JK: Bongkar Semua Gudang dan Dok Yard di Tanjung Priok

JK: Bongkar Semua Gudang dan Dok Yard di Tanjung Priok

- detikFinance
Selasa, 03 Mar 2009 13:15 WIB
JK: Bongkar Semua Gudang dan Dok Yard di Tanjung Priok
Jakarta - Wapres Jusuf Kalla meminta agar semua gudang dan dok yard di pelabuhan Tanjung Priok dibongkar. Adanya gudang dan dok yard di pelabuhan dinilai menghambat aktivitas dan mempersempit kapasitas penyimpanan kontainer.

Demikian disampaikannya dalam pembukaan Munar IV Gabungan Forwarder & Ekspedisi Seluruh Indonesia ( GAFEKSI ) di Istana Wapres, Jakarta, Selasa (3/3/2009).

Menurut Kalla, penggunaan gudang di pelabuhan merupakan gaya lama. Apalagi saat ini banyak gudang yang biasanya untuk penyimpanan peti dan karung kini tidak lagi berisi.
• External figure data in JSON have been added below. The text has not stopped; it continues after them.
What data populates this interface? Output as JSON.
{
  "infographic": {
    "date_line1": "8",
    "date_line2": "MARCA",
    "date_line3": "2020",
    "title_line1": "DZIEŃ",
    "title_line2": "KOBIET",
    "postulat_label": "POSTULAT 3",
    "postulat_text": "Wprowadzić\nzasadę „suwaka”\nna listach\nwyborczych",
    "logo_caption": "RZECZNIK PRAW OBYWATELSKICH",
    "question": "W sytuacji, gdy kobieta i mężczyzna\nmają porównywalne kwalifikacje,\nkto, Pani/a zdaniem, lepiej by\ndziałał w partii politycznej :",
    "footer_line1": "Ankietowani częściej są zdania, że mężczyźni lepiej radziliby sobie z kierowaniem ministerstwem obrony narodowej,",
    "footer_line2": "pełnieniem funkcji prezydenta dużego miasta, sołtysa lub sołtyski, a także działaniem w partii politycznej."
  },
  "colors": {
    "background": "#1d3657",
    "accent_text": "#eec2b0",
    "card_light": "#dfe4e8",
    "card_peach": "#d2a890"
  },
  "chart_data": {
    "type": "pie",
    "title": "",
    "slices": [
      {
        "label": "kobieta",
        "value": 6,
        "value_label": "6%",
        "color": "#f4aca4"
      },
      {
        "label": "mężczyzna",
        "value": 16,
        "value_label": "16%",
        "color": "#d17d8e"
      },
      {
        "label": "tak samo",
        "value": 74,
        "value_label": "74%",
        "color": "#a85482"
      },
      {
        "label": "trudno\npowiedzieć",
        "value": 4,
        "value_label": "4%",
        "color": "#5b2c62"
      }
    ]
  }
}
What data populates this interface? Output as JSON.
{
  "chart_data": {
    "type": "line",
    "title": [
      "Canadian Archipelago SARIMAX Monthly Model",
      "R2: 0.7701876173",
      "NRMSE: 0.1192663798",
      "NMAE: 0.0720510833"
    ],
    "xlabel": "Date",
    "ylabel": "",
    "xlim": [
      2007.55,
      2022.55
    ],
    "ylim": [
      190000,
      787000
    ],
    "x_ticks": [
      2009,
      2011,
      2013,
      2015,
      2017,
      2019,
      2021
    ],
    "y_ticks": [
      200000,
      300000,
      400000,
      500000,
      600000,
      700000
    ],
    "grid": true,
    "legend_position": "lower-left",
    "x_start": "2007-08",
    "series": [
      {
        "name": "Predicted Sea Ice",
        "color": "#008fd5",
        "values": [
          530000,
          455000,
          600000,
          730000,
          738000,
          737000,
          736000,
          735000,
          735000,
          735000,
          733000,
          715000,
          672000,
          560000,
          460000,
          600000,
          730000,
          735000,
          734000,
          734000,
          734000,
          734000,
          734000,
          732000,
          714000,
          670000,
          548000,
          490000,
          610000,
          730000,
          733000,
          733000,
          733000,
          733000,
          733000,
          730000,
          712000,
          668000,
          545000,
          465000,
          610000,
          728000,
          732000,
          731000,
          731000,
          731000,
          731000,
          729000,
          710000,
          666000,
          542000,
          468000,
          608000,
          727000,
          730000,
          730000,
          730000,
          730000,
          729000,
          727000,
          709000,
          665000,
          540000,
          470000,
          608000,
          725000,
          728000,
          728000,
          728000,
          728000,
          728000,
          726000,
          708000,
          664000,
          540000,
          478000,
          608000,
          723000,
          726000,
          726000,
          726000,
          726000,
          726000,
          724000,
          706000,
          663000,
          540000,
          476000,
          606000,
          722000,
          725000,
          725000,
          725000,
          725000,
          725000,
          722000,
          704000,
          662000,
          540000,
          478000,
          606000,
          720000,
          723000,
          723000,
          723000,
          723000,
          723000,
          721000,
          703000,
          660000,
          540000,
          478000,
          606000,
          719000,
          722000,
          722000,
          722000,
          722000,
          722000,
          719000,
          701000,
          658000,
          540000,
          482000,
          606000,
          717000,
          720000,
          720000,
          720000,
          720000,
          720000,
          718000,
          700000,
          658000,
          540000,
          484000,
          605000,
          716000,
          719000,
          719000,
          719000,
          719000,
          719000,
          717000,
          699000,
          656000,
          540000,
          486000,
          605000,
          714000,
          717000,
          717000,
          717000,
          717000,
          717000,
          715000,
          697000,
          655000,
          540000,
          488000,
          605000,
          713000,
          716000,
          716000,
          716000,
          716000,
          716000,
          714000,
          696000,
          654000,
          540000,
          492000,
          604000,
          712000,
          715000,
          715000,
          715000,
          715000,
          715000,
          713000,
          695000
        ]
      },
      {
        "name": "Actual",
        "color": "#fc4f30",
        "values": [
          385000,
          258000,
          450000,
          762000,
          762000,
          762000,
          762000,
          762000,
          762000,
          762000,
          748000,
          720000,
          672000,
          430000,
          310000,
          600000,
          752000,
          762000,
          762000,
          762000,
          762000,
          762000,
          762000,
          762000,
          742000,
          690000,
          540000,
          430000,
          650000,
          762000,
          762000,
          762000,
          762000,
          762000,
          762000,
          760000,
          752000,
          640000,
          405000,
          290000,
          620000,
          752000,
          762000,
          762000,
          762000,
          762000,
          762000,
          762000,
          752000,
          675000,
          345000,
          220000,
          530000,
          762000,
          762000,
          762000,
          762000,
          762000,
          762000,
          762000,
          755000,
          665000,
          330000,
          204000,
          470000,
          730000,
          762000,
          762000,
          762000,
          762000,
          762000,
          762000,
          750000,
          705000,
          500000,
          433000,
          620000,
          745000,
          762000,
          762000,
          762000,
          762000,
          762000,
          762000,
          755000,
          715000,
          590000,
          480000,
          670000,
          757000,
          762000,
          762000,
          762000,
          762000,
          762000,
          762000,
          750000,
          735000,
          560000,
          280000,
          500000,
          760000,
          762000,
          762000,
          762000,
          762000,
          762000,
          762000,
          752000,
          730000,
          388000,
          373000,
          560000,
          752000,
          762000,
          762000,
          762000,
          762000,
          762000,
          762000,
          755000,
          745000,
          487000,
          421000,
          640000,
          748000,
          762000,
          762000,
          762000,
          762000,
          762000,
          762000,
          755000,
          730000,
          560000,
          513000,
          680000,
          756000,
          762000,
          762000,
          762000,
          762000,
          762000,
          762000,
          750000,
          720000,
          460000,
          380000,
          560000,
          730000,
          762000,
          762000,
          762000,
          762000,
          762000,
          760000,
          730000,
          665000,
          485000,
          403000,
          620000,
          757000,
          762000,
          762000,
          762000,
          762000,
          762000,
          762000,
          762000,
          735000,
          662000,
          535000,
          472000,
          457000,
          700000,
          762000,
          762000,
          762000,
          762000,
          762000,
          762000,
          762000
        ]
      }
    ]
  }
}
Jika seluruh gudang yang ada dibongkar, Kalla yakin kapasitas dermaga yang saat ini 3 juta TEUs bisa meningkat hingga 50%.

SCROLL TO CONTINUE WITH CONTENT

"Kita masih konvensional pakai gudang. Bongkar semua gudang, karena isi gudang tidak ada lagi peti atau karung. Hitung-hitungan saya, saya yakin begitu gudang dibongkar akan naik 50% dari 3 juta teus," katanya.

Tak cuma gudang, Kalla juga meminta agar semua dok yard yang ada di pelabuhan juga dibongkar. Menurutnya, keberadaan dok yard di pelabuhan sama saja dengan membangung pabrik mobil di Menteng.

"Kalau ada dok yard di Tanjung Priok sama dengan bikin mobil di Menteng. Boleh ada pemeliharaan kapal, tapi jangan bikin kapal di sana," katanya.

Selain itu, untuk meningkatkan aktivitas di pelabuhan Tanjung Priok, Kalla juga menilai perlu ada fasilitas tambahan yang harus dibangun seperti crane container dan akses transportasi jalan tol serta kereta api.

"Untuk infrastuktur di Tanjung Priok itu, beli craene, selesai urusan. Bikin jalan tol, masukkan KA di situ. Sinkronkan semua container yacht," katanya.

Namun yang harus diperbaiki bukan cuma fasilitas tapi juga pelayanan dan disiplin petugas.

"Peranan bea cukai, sangat berbeda dengan yang dulu. Sekarang tidak lagi seketat dulu, disiplin memang perlu tapi sekarang berbeda. Dulu digeledah satu-satu bisa memperlambat dan tambah biaya 5%," katanya.

Menanggapi hal ini, Menteri Perhubungan Jusman Syafii Djamal menuturkan, hingga kini baru 25 gudang yang dibongkar. Selanjutnya ada sekitar 15 gudang lagi yang akan dibongkar.

"Sudah 25 gudang, kurang 15 lagi dan sedang dilaksanakan agar jadi tempat kontainer. Ini sedang ditangani Pelindo II. Kalau untuk dok yard masih ada dari Koja Bahari. Kita rencanankan pindahkan ke Batam. Agar bisa dibuat car port yang luas," katanya.